Ainda mais desindustrialização no Brasil
A atitude de Jair Bolsonaro em relação a assinatura do acordo é de dever cumprido. O presidente, eleito através de uma fraude política orquestrada pela burguesia imperialista, com o discurso conservador nos costumes e neoliberal na economia, consegue fazer exatamente aquilo que queria aqueles que o elevaram ao poder. Em suas redes sociais, anunciou: “Histórico! Nossa equipe, liderada pelo Embaixador Ernesto Araújo, acaba de fechar o Acordo Mercosul-EU, que vinha sendo negociado sem sucesso desde 1999”.De fato, é histórico. O momento em que um presidente anuncia com tanta alegria a completa subserviência de seu país em relação ao capital estrangeiro entrará como uma das maiores vergonhas da história do Brasil.
Em entrevista ao site Diário do Centro do Mundo, o professor e economista, Luiz Gonzaga Beluzzo, afirmou: “Os europeus, que estão desconfortáveis com as medidas protecionistas do presidente dos EUA, Donald Trump, viram no acordo uma oportunidade de expansão do seu setor industrial. Especialmente nossa indústria química, que vinha experimentando um respiro com a produção de medicamentos genéricos, vai sofrer bastante”. Ou seja, para resolver o problema entre os capitalistas internacionais, Bolsonaro joga a indústria Brasileira para o buraco.
É importante observar que o Brasil já sofre com a desindustrialização desde a década de 1990, fruto dos choques econômicos vividos pelo mercado nacional nos anos 1980, da abertura comercial no começo dos anos 1990, do abandono das políticas desenvolvimentistas e do emprego da taxa de câmbio como ferramenta no combate à inflação da era FHC. De acordo com o Instituto Brasileiro de Geografia e Estatística (IBGE), enquanto o total da produção brasileira era de 33%, na década de 1980, hoje, corresponde à meros 11%. Com a livre entrada de produtos europeus, este setor será ainda mais afetado. O acordo irá destruir o que ainda resta da capacidade de barganha do Brasil no mercado internacional.

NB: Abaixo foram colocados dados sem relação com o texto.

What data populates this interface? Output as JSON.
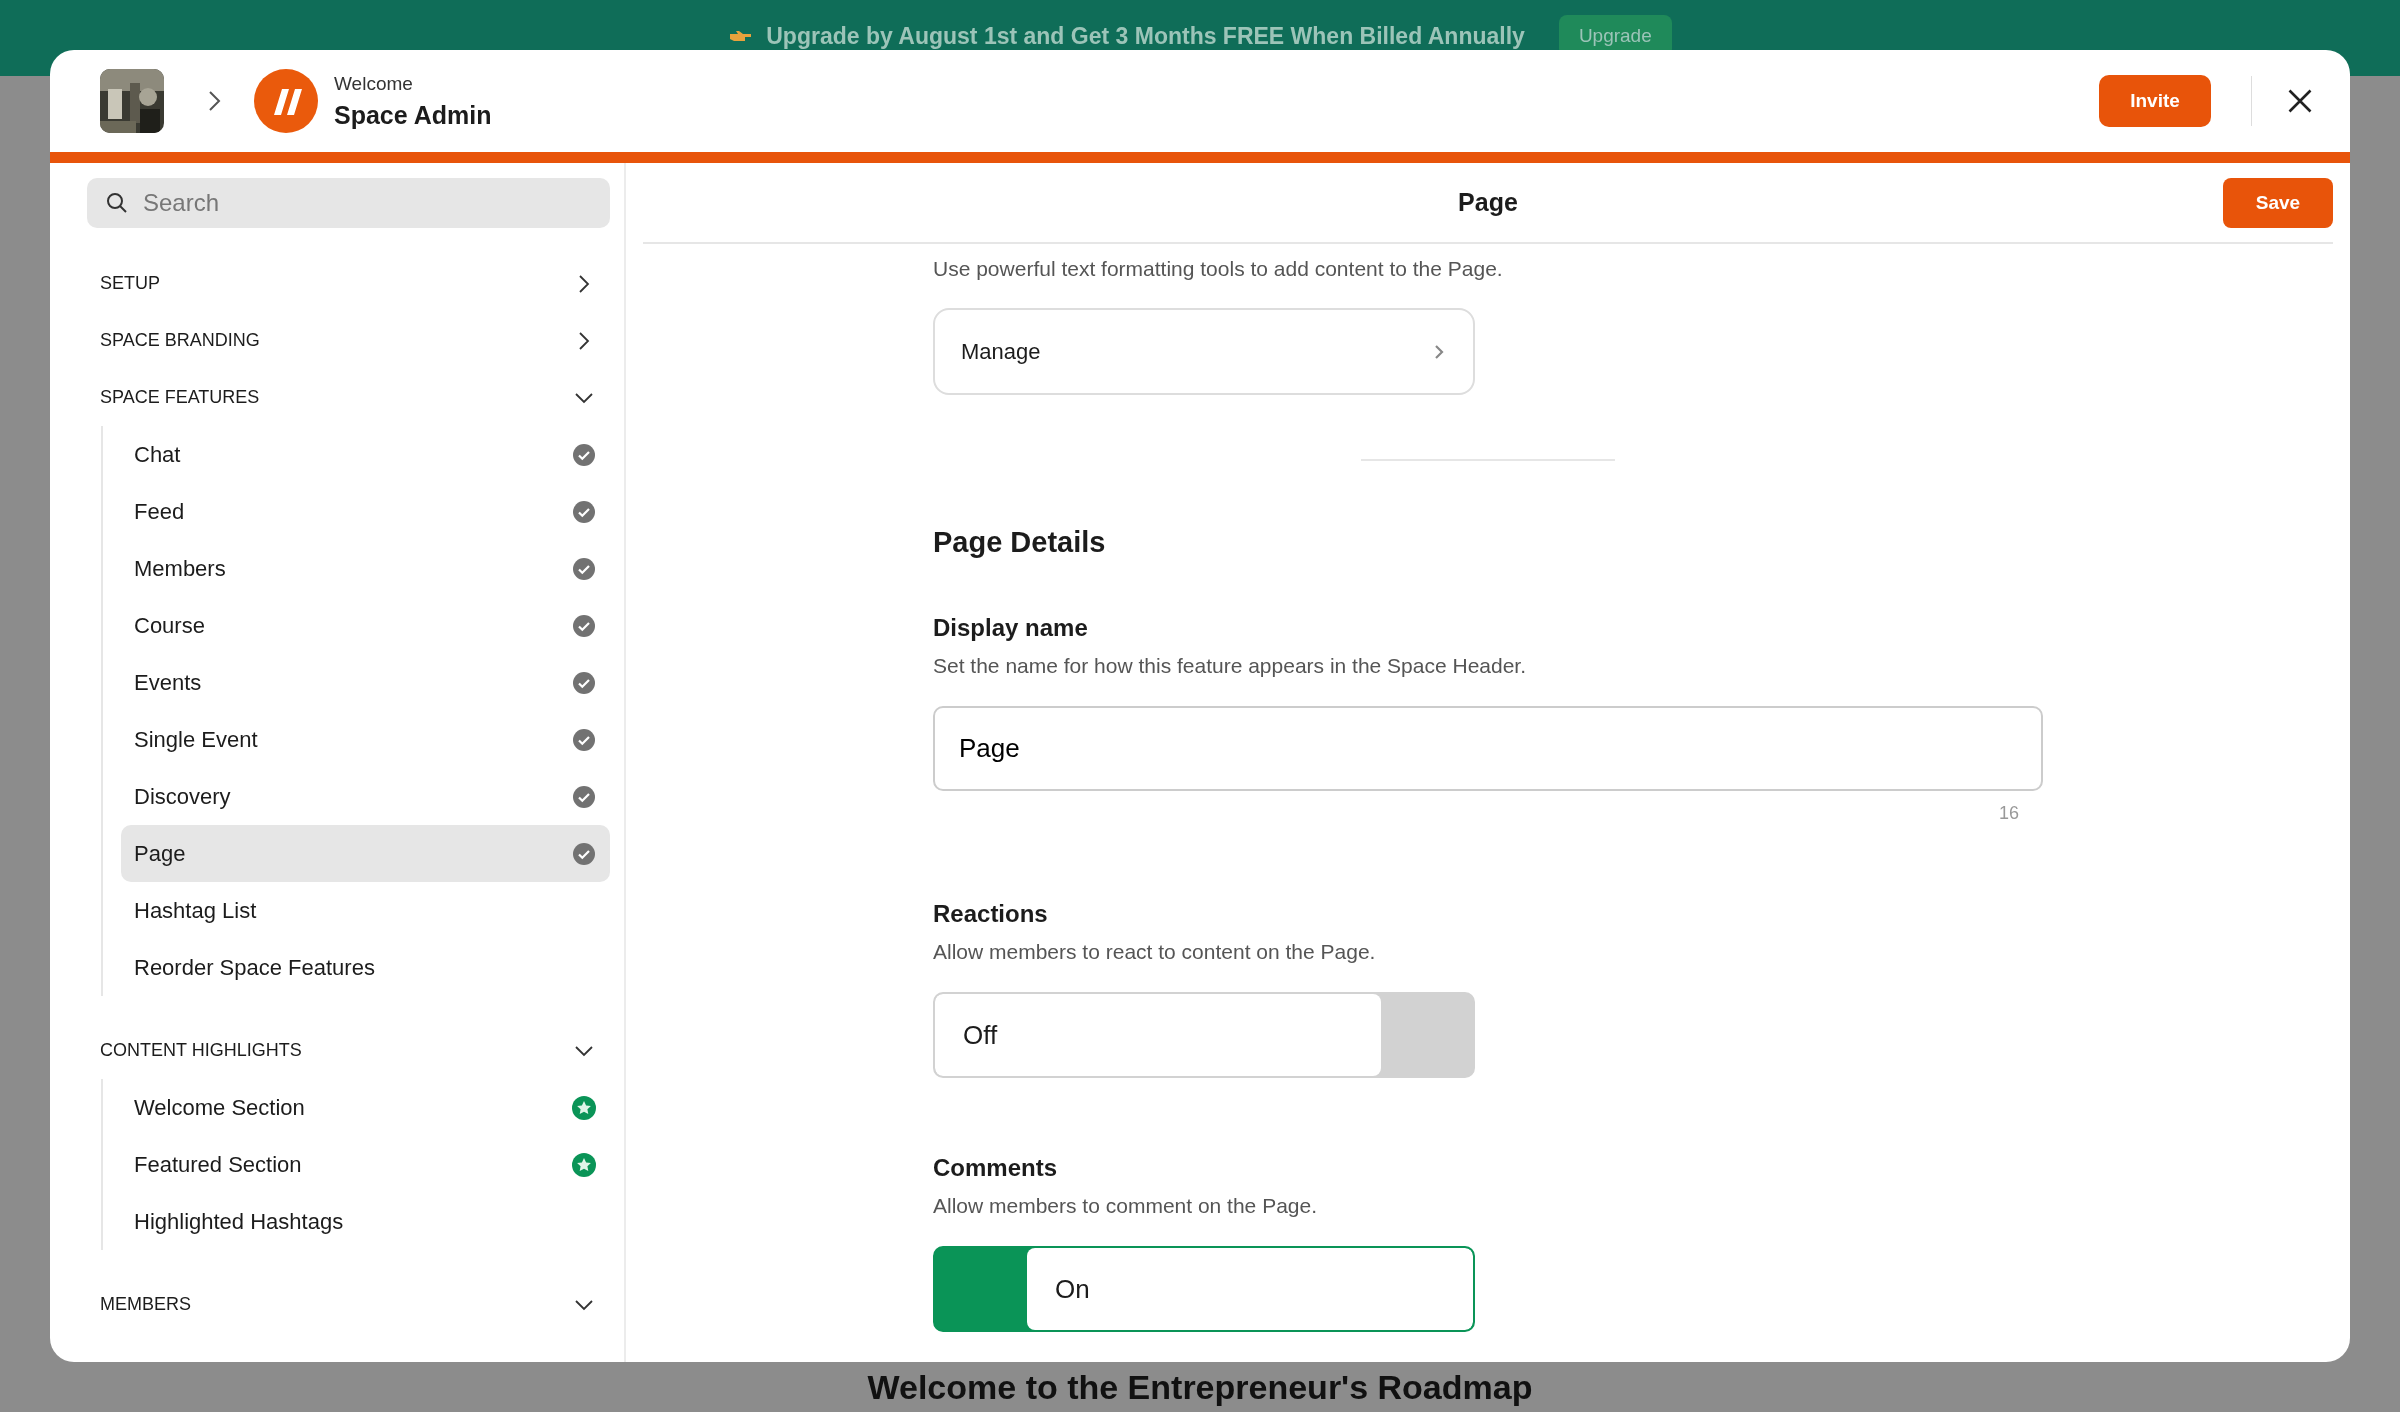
{
  "banner": {
    "message": "Upgrade by August 1st and Get 3 Months FREE When Billed Annually",
    "button": "Upgrade"
  },
  "background_page": {
    "heading": "Welcome to the Entrepreneur's Roadmap"
  },
  "header": {
    "subtitle": "Welcome",
    "title": "Space Admin",
    "invite_button": "Invite"
  },
  "sidebar": {
    "search_placeholder": "Search",
    "sections": [
      {
        "title": "SETUP",
        "expanded": false
      },
      {
        "title": "SPACE BRANDING",
        "expanded": false
      },
      {
        "title": "SPACE FEATURES",
        "expanded": true,
        "items": [
          {
            "label": "Chat",
            "kind": "checked",
            "selected": false
          },
          {
            "label": "Feed",
            "kind": "checked",
            "selected": false
          },
          {
            "label": "Members",
            "kind": "checked",
            "selected": false
          },
          {
            "label": "Course",
            "kind": "checked",
            "selected": false
          },
          {
            "label": "Events",
            "kind": "checked",
            "selected": false
          },
          {
            "label": "Single Event",
            "kind": "checked",
            "selected": false
          },
          {
            "label": "Discovery",
            "kind": "checked",
            "selected": false
          },
          {
            "label": "Page",
            "kind": "checked",
            "selected": true
          },
          {
            "label": "Hashtag List",
            "kind": "plain",
            "selected": false
          },
          {
            "label": "Reorder Space Features",
            "kind": "plain",
            "selected": false
          }
        ]
      },
      {
        "title": "CONTENT HIGHLIGHTS",
        "expanded": true,
        "items": [
          {
            "label": "Welcome Section",
            "kind": "starred",
            "selected": false
          },
          {
            "label": "Featured Section",
            "kind": "starred",
            "selected": false
          },
          {
            "label": "Highlighted Hashtags",
            "kind": "plain",
            "selected": false
          }
        ]
      },
      {
        "title": "MEMBERS",
        "expanded": true
      }
    ]
  },
  "content": {
    "title": "Page",
    "save_button": "Save",
    "intro": "Use powerful text formatting tools to add content to the Page.",
    "manage_button": "Manage",
    "section_title": "Page Details",
    "display_name": {
      "label": "Display name",
      "description": "Set the name for how this feature appears in the Space Header.",
      "value": "Page",
      "counter": "16"
    },
    "toggles": [
      {
        "label": "Reactions",
        "description": "Allow members to react to content on the Page.",
        "state_text": "Off",
        "on": false
      },
      {
        "label": "Comments",
        "description": "Allow members to comment on the Page.",
        "state_text": "On",
        "on": true
      }
    ]
  }
}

Benefício à agroindústria e entreguismo
Enquanto em países europeus, nos Estados Unidos e Canadá a desindustrialização é um sinal de maiores investimentos no setor terciário, de prestação de serviços, no Brasil significa apenas investimento em extrativismo (ainda assim privatizado, sem receitas sendo convertidas para o Estado) e na agroindústria.
Prova de que este acordo só beneficiará a agroindústria é o fato de que, conforme veiculado na BBC News Brasil, agricultores alemães estão “reclamando” da “injustiça” do acordo, uma vez que não poderiam competir com produtos de qualidade e custos de produção inferiores. O Partido Verde alemão, teoricamente voltado para as questões ambientais, que já aparece em primeiro lugar nas pesquisas de intenção de voto no País, alerta que o acordo irá contribuir para mais desmatamento na Amazônia. Segundo a deputada eleita pelo PV alemão, Katharina Droge, “esse acordo é uma péssima decisão para o meio ambiente e para o combate às mudanças climáticas. No fim das contas, é para trocar carros europeus por carne bovina da América do Sul”.
Ora, os próprios agricultores e ambientalistas europeus já reconhecem o real objetivo do acordo que aos trabalhadores e à economia brasileira, não irá trazer nada além de desemprego, miséria e recessão. Devemos nos posicionar, imediatamente, contra a política econômica entreguista, lesa pátria e suicida de Jair Bolsonaro.